In the present case the Plaintiff has had one period of seventeen days when he was not physically within a hospital. He had been hospitalized for eighteen days prior to that period and hospitalization has been necessitated by the same illness for two and a half years subsequent to that period. This Court finds that the Mississippi Supreme Court, if presented with this issue, would likely rule as did the courts in Colorado, Tennessee, Kansas, and Texas and find that temporary, occasional absences from a hospital for therapeutic reasons or by necessity in the course of changing hospitals do not constitute a fatal variance from confinement. If there was no termination of confinement, no new confinement “started” while the policy was not in force and coverage would continue under this particular policy. The question that now remains is whether the circumstances surrounding the Plaintiff's absence from a hospital from August 10 to August 27, 1985, were for therapeutic reasons upon the advice of his physician or by necessity in the course of changing hospitals and not because he no longer needed hospitalization. The Court determines that this is a factual issue which cannot be resolved on a summary judgment motion. The Court will therefore deny summary judgment on this issue.

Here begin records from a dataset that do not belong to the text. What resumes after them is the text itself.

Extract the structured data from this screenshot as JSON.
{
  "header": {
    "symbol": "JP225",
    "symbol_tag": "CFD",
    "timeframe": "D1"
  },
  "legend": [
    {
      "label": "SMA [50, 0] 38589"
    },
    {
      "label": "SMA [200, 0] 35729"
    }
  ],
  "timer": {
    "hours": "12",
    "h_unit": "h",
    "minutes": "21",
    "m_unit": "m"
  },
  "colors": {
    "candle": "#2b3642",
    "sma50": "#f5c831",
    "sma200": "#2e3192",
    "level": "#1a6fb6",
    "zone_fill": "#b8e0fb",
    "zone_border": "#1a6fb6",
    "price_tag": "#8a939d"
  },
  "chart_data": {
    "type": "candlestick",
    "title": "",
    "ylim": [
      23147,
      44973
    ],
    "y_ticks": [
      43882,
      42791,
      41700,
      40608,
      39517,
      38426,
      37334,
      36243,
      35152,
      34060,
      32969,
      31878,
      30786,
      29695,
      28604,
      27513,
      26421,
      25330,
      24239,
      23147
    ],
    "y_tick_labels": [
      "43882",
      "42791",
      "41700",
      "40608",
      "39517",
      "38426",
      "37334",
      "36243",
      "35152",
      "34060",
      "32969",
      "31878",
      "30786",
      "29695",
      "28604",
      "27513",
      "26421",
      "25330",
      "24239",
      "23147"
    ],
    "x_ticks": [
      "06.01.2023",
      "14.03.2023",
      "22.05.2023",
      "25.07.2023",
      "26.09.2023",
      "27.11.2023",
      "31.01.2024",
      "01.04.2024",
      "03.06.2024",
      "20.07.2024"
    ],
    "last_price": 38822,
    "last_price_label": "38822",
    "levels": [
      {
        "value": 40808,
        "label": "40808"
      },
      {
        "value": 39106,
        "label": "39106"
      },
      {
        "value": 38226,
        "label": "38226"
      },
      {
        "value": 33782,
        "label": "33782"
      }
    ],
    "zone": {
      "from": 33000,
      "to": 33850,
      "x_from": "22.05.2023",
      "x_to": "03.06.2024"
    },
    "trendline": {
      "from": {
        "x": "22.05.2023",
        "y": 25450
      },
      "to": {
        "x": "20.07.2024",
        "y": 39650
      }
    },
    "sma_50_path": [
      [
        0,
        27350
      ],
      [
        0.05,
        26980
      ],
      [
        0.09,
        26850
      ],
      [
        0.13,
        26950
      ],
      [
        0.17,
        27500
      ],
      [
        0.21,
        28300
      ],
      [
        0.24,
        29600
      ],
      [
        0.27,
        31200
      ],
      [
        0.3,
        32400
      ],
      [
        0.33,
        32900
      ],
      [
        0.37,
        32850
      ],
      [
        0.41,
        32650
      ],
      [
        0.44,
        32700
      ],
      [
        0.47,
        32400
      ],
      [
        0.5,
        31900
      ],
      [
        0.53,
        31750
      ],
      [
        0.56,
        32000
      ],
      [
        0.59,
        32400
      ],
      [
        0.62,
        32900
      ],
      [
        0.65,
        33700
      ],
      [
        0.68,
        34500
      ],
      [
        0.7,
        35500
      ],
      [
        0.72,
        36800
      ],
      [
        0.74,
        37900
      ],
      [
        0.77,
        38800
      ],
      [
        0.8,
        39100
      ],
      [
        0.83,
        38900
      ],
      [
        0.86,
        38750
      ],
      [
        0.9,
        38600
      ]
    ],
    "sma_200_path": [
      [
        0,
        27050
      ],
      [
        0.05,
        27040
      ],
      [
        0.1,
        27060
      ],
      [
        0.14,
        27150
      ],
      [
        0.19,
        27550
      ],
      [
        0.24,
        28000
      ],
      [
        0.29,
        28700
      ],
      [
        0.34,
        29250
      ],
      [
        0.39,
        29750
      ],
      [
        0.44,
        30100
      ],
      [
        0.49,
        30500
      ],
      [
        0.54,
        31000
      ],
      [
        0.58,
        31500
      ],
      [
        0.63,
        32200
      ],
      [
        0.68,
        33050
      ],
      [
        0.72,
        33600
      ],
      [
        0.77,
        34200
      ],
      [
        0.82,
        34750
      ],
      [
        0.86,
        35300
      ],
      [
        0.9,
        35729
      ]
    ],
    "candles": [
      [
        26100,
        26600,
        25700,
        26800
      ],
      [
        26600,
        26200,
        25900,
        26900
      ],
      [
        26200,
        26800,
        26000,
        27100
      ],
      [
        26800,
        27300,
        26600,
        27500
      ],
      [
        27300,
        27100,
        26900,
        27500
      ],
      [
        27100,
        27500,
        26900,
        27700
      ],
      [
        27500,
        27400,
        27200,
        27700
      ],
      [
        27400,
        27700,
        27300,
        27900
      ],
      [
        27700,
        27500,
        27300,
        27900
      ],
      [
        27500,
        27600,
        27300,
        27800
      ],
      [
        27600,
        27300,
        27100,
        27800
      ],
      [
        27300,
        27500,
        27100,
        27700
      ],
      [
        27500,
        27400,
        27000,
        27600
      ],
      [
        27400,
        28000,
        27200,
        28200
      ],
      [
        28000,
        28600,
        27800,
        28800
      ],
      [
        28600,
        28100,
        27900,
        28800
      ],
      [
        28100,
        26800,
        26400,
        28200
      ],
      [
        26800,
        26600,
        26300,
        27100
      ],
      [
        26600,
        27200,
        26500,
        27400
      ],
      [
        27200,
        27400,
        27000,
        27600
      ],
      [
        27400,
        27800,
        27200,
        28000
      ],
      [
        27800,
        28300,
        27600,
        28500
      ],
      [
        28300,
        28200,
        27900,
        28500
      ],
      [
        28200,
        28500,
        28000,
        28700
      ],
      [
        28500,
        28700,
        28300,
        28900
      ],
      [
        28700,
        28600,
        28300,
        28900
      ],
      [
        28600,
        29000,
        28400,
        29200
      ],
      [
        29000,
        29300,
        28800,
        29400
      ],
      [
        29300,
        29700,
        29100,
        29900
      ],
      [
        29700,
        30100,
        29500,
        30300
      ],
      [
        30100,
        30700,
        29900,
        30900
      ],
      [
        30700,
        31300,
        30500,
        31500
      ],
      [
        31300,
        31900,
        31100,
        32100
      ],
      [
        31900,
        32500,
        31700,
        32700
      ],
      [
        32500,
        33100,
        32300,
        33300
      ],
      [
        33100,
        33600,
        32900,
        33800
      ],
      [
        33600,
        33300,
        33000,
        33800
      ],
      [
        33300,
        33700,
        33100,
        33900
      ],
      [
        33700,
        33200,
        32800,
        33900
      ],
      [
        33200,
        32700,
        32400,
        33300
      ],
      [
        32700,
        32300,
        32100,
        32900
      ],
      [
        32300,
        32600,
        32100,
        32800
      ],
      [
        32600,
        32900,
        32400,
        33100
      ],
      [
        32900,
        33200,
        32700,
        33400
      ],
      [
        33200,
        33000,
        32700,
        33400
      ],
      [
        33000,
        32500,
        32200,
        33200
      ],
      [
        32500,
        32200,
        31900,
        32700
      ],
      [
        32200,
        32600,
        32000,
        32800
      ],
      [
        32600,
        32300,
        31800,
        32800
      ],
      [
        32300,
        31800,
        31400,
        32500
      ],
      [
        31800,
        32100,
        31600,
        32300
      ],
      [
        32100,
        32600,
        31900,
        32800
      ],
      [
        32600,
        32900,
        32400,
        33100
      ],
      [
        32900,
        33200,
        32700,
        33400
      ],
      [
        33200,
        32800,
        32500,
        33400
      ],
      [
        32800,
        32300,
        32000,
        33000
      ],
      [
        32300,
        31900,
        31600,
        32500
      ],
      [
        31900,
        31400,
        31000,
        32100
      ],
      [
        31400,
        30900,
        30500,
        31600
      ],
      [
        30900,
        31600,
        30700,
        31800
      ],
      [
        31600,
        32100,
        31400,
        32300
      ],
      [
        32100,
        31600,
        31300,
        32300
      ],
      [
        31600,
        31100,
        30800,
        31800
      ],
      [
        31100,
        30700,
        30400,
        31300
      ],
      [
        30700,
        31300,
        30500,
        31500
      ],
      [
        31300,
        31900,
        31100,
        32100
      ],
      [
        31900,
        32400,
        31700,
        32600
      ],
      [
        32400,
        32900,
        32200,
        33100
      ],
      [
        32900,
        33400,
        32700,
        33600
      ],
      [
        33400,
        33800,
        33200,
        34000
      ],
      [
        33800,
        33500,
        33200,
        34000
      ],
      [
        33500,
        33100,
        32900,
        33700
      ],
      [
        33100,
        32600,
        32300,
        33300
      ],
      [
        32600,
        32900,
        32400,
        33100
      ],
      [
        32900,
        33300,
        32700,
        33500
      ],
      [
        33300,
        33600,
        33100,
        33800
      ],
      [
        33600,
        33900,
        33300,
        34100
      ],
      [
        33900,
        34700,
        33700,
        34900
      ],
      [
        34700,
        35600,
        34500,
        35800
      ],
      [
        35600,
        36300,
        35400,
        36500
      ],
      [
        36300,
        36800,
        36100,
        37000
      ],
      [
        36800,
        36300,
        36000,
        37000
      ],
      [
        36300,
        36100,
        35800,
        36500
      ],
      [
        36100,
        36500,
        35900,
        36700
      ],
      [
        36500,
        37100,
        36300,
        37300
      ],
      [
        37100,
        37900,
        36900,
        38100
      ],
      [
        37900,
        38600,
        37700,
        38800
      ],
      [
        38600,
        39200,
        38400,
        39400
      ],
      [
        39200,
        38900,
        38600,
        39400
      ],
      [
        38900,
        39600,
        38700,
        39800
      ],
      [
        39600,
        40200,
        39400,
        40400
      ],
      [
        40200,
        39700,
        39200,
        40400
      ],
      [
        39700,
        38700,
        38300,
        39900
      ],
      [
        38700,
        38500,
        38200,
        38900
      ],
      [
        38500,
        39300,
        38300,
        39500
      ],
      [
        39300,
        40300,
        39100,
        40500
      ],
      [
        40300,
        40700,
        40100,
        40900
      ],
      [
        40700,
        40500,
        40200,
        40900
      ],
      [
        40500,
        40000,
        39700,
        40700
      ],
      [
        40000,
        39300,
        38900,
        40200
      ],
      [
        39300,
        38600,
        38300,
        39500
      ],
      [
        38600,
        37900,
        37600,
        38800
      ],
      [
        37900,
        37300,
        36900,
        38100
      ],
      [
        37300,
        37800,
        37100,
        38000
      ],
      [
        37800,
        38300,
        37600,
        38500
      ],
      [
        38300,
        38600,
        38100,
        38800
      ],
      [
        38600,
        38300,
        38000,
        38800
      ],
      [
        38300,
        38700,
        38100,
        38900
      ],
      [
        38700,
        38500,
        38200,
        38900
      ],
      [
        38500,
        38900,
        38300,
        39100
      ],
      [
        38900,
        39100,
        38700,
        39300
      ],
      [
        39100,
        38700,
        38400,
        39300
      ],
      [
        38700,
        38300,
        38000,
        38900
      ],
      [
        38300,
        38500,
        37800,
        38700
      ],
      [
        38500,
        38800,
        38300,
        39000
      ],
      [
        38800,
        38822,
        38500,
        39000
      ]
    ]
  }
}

The Defendant Physicians Mutual has moved for partial summary judgment on the issue of punitive damages. In Mississippi punitive damages in a bad faith action against an insurance company are only appropriate where the defendant had no legitimate or arguable reason for denying the claim. See, e.g., Blue Cross & Blue Shield of Mississippi v. Campbell, 466 So. 2d 833, 841 (Miss.1984); Standard Life Insurance Co. v. Veal, 354 So.2d 239, 248 (Miss.1977). The Defendant Physicians Mutual in denying the Plaintiff’s claim was relying on established Mississippi law that failure to pay premiums causes a forfeiture of the policy. Since the question presented *891by the Plaintiff is one of first impression in Mississippi, this Court finds that the Defendant had a legitimate and arguable reason for denying the claim. The Court will therefore grant partial summary judgment under Rule 56(d) of the Federal Rules of Civil Procedure in favor of Defendant Physicians Mutual on the issue of punitive damages.
CONCLUSION
In accordance with the foregoing analysis, this Court denies the Defendant’s Motion for Summary Judgment on the question of lapse of the insurance policy, but grants partial summary judgment in favor of the Defendant on the issue of punitive damages.